02 Dec Parson’s Point township & school
A small settlement that became known as Parson’s Point sprang up around the meatworks and, by 1920, Barney Point had about 12 families living in the area.
In 1927, the area which by now had a bakery and other small shops, the Chamber of Commerce put forward a request to have a mail delivery to the area.
When the meatworks first began the nearest school was the Central State School in Auckland Street, several miles away.
The concerned citizens of Parson’s Point were soon pressuring the Education Department for a school of their own, and this was established in August 1898, and Parson’s Point Provisional School was underway.
An increase of students at the school caused a new school to be built in 1915 and it was the Parson’s Point State School.
The Gladstone Meatworks donated the land, and a residence was eventually built nearby.
By 1923 there were 76 students enrolled at the school, and there was a huge difference in age groups with seven grades.

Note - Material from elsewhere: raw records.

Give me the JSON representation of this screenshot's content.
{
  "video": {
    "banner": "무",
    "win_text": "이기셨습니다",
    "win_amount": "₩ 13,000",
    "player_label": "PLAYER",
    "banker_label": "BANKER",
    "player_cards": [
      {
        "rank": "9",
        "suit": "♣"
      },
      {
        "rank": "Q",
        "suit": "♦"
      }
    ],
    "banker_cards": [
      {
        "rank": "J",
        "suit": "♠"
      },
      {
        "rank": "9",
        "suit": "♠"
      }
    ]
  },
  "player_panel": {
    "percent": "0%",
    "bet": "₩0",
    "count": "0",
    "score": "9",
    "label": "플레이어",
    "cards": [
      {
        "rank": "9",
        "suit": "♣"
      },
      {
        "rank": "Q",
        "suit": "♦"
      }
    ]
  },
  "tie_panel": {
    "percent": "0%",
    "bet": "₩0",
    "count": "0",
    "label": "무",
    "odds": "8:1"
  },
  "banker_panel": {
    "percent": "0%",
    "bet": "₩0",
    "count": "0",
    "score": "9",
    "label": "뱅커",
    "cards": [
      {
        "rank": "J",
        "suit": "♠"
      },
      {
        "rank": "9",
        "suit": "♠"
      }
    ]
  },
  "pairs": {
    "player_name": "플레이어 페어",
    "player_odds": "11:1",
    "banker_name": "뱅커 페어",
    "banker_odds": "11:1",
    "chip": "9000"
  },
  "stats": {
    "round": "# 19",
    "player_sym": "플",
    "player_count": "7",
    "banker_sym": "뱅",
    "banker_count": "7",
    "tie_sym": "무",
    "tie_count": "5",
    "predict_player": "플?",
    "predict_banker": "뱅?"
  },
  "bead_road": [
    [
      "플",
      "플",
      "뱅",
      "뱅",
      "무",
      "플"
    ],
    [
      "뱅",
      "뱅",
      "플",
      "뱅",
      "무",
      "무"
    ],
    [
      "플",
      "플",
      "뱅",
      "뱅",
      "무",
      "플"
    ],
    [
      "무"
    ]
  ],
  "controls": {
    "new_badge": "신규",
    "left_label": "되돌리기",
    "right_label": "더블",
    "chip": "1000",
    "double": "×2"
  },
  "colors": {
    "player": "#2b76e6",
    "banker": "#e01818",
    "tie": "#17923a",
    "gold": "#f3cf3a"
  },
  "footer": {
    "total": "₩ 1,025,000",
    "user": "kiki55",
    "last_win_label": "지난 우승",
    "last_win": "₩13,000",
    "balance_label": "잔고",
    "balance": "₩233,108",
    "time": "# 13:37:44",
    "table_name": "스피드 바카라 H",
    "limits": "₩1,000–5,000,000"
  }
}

A tennis court was erected opposite the school, and this was the venue for many social games of tennis.
In 1934 the meatworks was sold to Swifts Australian Co Pty Ltd, and the new owners wanted to extend the works and stockyards.
This meant that the residents had to vacate their homes, and by 1940 most of the people employed at the meatworks had moved to land across the sand flat in the South Gladstone area.
The parents were keen to have the school near their residences as the children now had to walk across the huge sand flat, and in wet weather they had to walk the long way around the sand flat.
Vince Byrne, a solicitor in Gladstone, suggested that land that he owned in South Gladstone would be a good location for a school.
This offer was accepted and, in 1945, the school was moved from Parson’s Point to the Toolooa Street location, and named the South Gladstone State School.